Villa A

Excavations at Villa A continued into the early eighties, including work on the gardens by Wilhelmina Jashemski (University of Maryland), who studied the structure of the gardens and engaged paleobotanists to study the plant material. Her paleobotanical project not only studied the root cavities of trees and bushes; it also employed pollen-and seed-flotation analysis to determine what kinds of plants were growing at villa at the time of the eruption.

When excavations ceased over twenty years ago, excavators had failed to find the limits of the villa.  In addition to the cut made across the south portion of the villa by the Sarno Canal, the foundations of the sixteenth-century mill (later to become a modern pasta factory) destroyed evidence for the continuation of the villa to the south. To the west, a busy modern street and a military compound built into the former arms factory have all but negated any possibility of future excavation. Yet the excavated parts of the villa, comprising 98 discrete spaces ranging from small rooms to a 60-meter swimming pool, reveal one of the most extravagant Roman villas on the Bay of Naples.

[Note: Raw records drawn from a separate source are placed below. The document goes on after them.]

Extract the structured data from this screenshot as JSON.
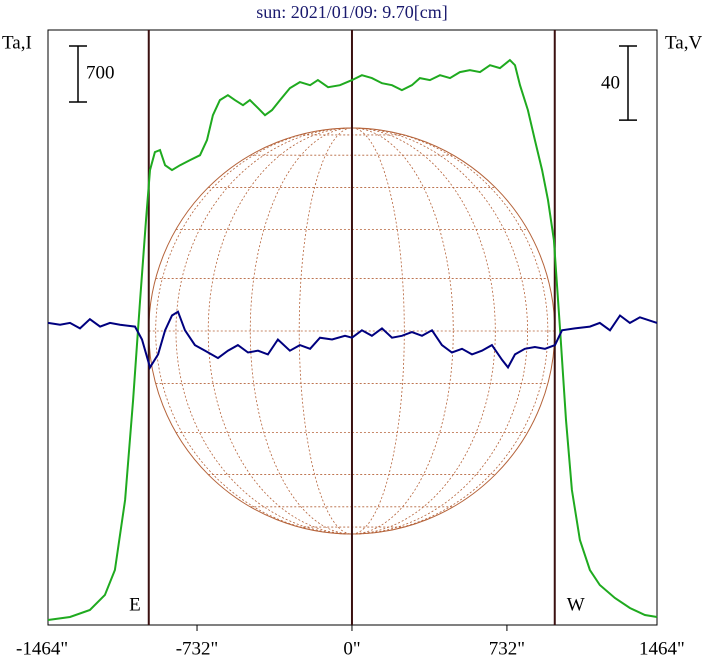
{
  "chart_data": {
    "type": "line",
    "title": "sun: 2021/01/09: 9.70[cm]",
    "xlim": [
      -1436,
      1441
    ],
    "xticks": [
      {
        "value": -1464,
        "label": "-1464\""
      },
      {
        "value": -732,
        "label": "-732\""
      },
      {
        "value": 0,
        "label": "0\""
      },
      {
        "value": 732,
        "label": "732\""
      },
      {
        "value": 1464,
        "label": "1464\""
      }
    ],
    "ylim": [
      0,
      7440
    ],
    "y2lim": [
      -160,
      161
    ],
    "scale_bar_y": 700,
    "scale_bar_y2": 40,
    "center_line": 0,
    "limbs": [
      {
        "value": -960,
        "label": "E"
      },
      {
        "value": 958,
        "label": "W"
      }
    ],
    "series": [
      {
        "name": "Ta,I",
        "color": "#1faa1f",
        "x": [
          -1436,
          -1332,
          -1238,
          -1167,
          -1120,
          -1072,
          -1034,
          -1001,
          -973,
          -954,
          -931,
          -907,
          -883,
          -850,
          -812,
          -765,
          -718,
          -685,
          -657,
          -624,
          -586,
          -553,
          -515,
          -482,
          -444,
          -411,
          -378,
          -340,
          -293,
          -246,
          -198,
          -161,
          -113,
          -57,
          0,
          47,
          94,
          142,
          189,
          236,
          283,
          321,
          368,
          416,
          463,
          510,
          557,
          605,
          652,
          699,
          746,
          770,
          794,
          831,
          864,
          898,
          926,
          954,
          983,
          1011,
          1039,
          1077,
          1124,
          1171,
          1242,
          1313,
          1384,
          1441
        ],
        "values": [
          63,
          100,
          188,
          375,
          688,
          1563,
          2813,
          4063,
          5063,
          5688,
          5913,
          5938,
          5750,
          5688,
          5750,
          5813,
          5875,
          6063,
          6375,
          6563,
          6625,
          6563,
          6500,
          6563,
          6463,
          6375,
          6438,
          6563,
          6713,
          6788,
          6750,
          6813,
          6725,
          6750,
          6813,
          6875,
          6838,
          6775,
          6750,
          6688,
          6750,
          6838,
          6813,
          6875,
          6838,
          6913,
          6938,
          6913,
          7000,
          6963,
          7063,
          7000,
          6750,
          6438,
          6063,
          5688,
          5313,
          4813,
          3688,
          2563,
          1688,
          1063,
          688,
          500,
          338,
          213,
          125,
          100
        ]
      },
      {
        "name": "Ta,V",
        "color": "#00007f",
        "axis": "y2",
        "x": [
          -1436,
          -1379,
          -1332,
          -1285,
          -1238,
          -1190,
          -1143,
          -1096,
          -1025,
          -992,
          -954,
          -916,
          -883,
          -850,
          -822,
          -789,
          -742,
          -694,
          -633,
          -586,
          -539,
          -491,
          -444,
          -397,
          -350,
          -293,
          -246,
          -198,
          -151,
          -94,
          -33,
          0,
          47,
          94,
          142,
          189,
          236,
          283,
          331,
          378,
          425,
          472,
          520,
          567,
          614,
          661,
          709,
          737,
          770,
          817,
          864,
          912,
          959,
          992,
          1053,
          1124,
          1171,
          1219,
          1266,
          1313,
          1360,
          1441
        ],
        "values": [
          3,
          2,
          3,
          0,
          5,
          1,
          3,
          2,
          1,
          -6,
          -21,
          -14,
          -1,
          7,
          9,
          -1,
          -9,
          -12,
          -16,
          -12,
          -9,
          -13,
          -12,
          -14,
          -6,
          -12,
          -9,
          -11,
          -5,
          -6,
          -4,
          -5,
          -1,
          -4,
          0,
          -5,
          -4,
          -2,
          -4,
          -1,
          -9,
          -13,
          -11,
          -14,
          -12,
          -9,
          -17,
          -21,
          -14,
          -11,
          -10,
          -11,
          -9,
          -1,
          0,
          1,
          3,
          -1,
          7,
          3,
          6,
          3
        ]
      }
    ]
  }
}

The villa is perhaps best known for its extraordinary examples of Second-Style decorative ensembles which can be found in several rooms, including the atrium (5), cubiculum (11), triclinium (14), and two oeci (15 and 23). Identified as Phase 2B of the Second-Style, these rooms mark the oldest part of the villa, dating to circa 50 BCE. To the northwest of the atrium, the owners added a Third-Style bath complex (1-15 CE) centered on a small fountain peristyle; this suite of rooms was later remodeled into a group of entertainment rooms during the Fourth-Style (after 45 CE).

To the east of the atrium, a peristyle (32), painted in Fourth-Style “zebra stripes,” served as the as the hub of the villa’s slave activity. Rooms surrounding it included a lararium (27), a latrine (48), and both ground and upper-story sleeping quarters. At the southwest corner, a tunnel (36), connects the servants’ quarter to a series of terraces that descended 14 meters to the ancient sea shore. A massive two-story hallway (46), lit by clerestory windows from above, led one from the slave area out to the villa’s eastern wing. This wing, situated to the west of the villa’s swimming pool, included three grand entertainment rooms separated by painted garden rooms complete with central planters and open to the sky.

Villa A underwent several phases of construction, with an initial building phase around 50 BCE, a subsequent remodeling around 1 CE, and at least two major modifications after 45 CE. There is growing evidence that either the earthquake of 62 CE, or a subsequent seismic event, inflicted enough damage to require extensive repair, and perhaps disable much, if not all, of the running water to the villa. At the time of the eruption evidence shows that it was uninhabited, and most of its marble elements had been dismantled for sale, including the fine monolithic columns that once supported east wing portico (60), found lying against the walls of room 21, some 60 meters away.